Pessima. Pessima, pessima pessimissima idea… stiamo camminando attraverso un campo dirette verso una lugubrissima chiesetta –molto probabilmente diroccata, quasi sicuramente infestata- che Chelsea ha avvistato poco fa come perfetta location per la prima scena; con l’erica che ci arriva al ginocchio e le formiche che si arrampicano nelle nostre mutande.
-Aaargh! Billy, aiuto! C’è qualcosa sotto la mia maglietta!- ah, dimenticavo: ci siamo portati anche la coppietta.
-Tranquillo, Sunshine! Dopo ci do un’occhiata io, sotto la tua maglietta- voglio tirare un pugno a Billy. Non solo perché si è portato dietro quel coso estremamente aff… ingombrante, ma soprattutto per i nomignoli idioti che continua ad affibbiargli. Detesto i nomignoli. Detesto i nomignoli. Detesto i nomi, e anche i mignoli.
-Eccoci, siamo arrivati- ah, ah ah! Capita? I nomi… e anche i mignoli!

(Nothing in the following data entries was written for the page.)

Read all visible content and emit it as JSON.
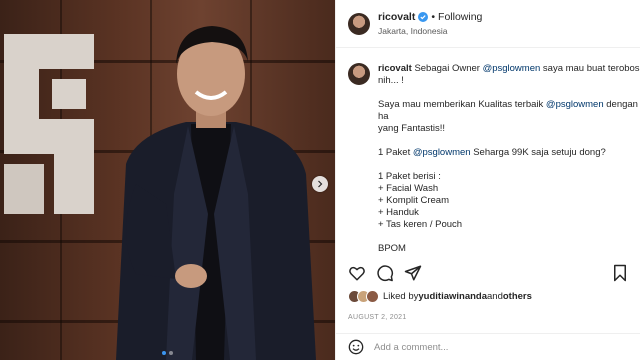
{
  "post": {
    "username": "ricovalt",
    "separator": "•",
    "follow_status": "Following",
    "location": "Jakarta, Indonesia",
    "date": "AUGUST 2, 2021"
  },
  "caption": {
    "username": "ricovalt",
    "segments": [
      {
        "text": "Sebagai Owner ",
        "mention": false
      },
      {
        "text": "@psglowmen",
        "mention": true
      },
      {
        "text": " saya mau buat terobos\nnih... !\n\nSaya mau memberikan Kualitas terbaik ",
        "mention": false
      },
      {
        "text": "@psglowmen",
        "mention": true
      },
      {
        "text": " dengan ha\nyang Fantastis!!\n\n1 Paket ",
        "mention": false
      },
      {
        "text": "@psglowmen",
        "mention": true
      },
      {
        "text": " Seharga 99K saja setuju dong?\n\n1 Paket berisi :\n+ Facial Wash\n+ Komplit Cream\n+ Handuk\n+ Tas keren / Pouch\n\nBPOM\nKemasan Printing",
        "mention": false
      }
    ]
  },
  "likes": {
    "prefix": "Liked by ",
    "user": "yuditiawinanda",
    "joiner": " and ",
    "others": "others"
  },
  "comment": {
    "placeholder": "Add a comment..."
  },
  "icons": {
    "verified": "verified-badge-icon",
    "like": "heart-icon",
    "comment": "comment-bubble-icon",
    "share": "paper-plane-icon",
    "save": "bookmark-icon",
    "next": "chevron-right-icon",
    "emoji": "smiley-icon"
  },
  "carousel": {
    "slides": 2,
    "active": 1
  },
  "colors": {
    "verified": "#3897f0",
    "mention": "#00376b",
    "active_dot": "#3b95f0"
  }
}
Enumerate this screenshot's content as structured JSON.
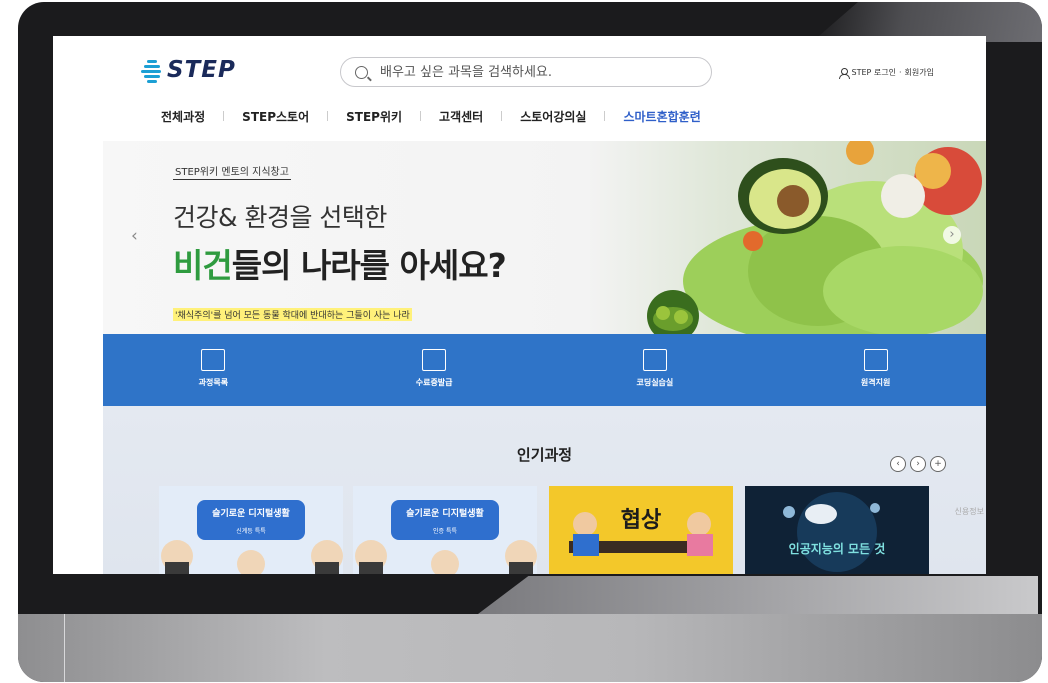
{
  "header": {
    "logo_text": "STEP",
    "search": {
      "placeholder": "배우고 싶은 과목을 검색하세요."
    },
    "login_label": "STEP 로그인",
    "divider": "·",
    "signup_label": "회원가입"
  },
  "nav": {
    "items": [
      {
        "label": "전체과정"
      },
      {
        "label": "STEP스토어"
      },
      {
        "label": "STEP위키"
      },
      {
        "label": "고객센터"
      },
      {
        "label": "스토어강의실"
      },
      {
        "label": "스마트혼합훈련"
      }
    ]
  },
  "hero": {
    "tag": "STEP위키 멘토의 지식창고",
    "subtitle": "건강& 환경을 선택한",
    "title_accent": "비건",
    "title_rest": "들의 나라를 아세요?",
    "description": "'채식주의'를 넘어 모든 동물 학대에 반대하는 그들이 사는 나라",
    "prev_arrow": "‹",
    "next_arrow": "›"
  },
  "quick_menu": [
    {
      "label": "과정목록",
      "icon": "book-icon"
    },
    {
      "label": "수료증발급",
      "icon": "certificate-icon"
    },
    {
      "label": "코딩실습실",
      "icon": "keyboard-icon"
    },
    {
      "label": "원격지원",
      "icon": "remote-support-icon"
    }
  ],
  "popular": {
    "title": "인기과정",
    "prev": "‹",
    "next": "›",
    "add": "+",
    "cards": [
      {
        "title": "슬기로운 디지털생활",
        "sub": "신계등 특특"
      },
      {
        "title": "슬기로운 디지털생활",
        "sub": "인증 특특"
      },
      {
        "title": "협상"
      },
      {
        "title": "인공지능의 모든 것"
      }
    ],
    "side_text": "신용정보"
  },
  "colors": {
    "accent_blue": "#2f74c8",
    "accent_green": "#2e9b3f",
    "logo_navy": "#1a2a5a"
  }
}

-Finalmente. Avevo paura di strapparmi una calza!- …lo so, dovrei darci un taglio. Cercherò di smettere. –Voi non avete idea di quanto mi siano costate… sapete che, se esposte al freddo, i gattini cambiano colore?!- qualcuno gli tappi la bocca. Quasi quasi tiro un pugno anche a lui. So che me ne pentirei… Billy mi sfregerebbe con le sue unghiacce. E poi, dai, come si fa a nuocere ad un faccino così cuccioloso. Ogni volta che lo guardo, mi sembra sempre più una versione zuccherosa di L di Death Note.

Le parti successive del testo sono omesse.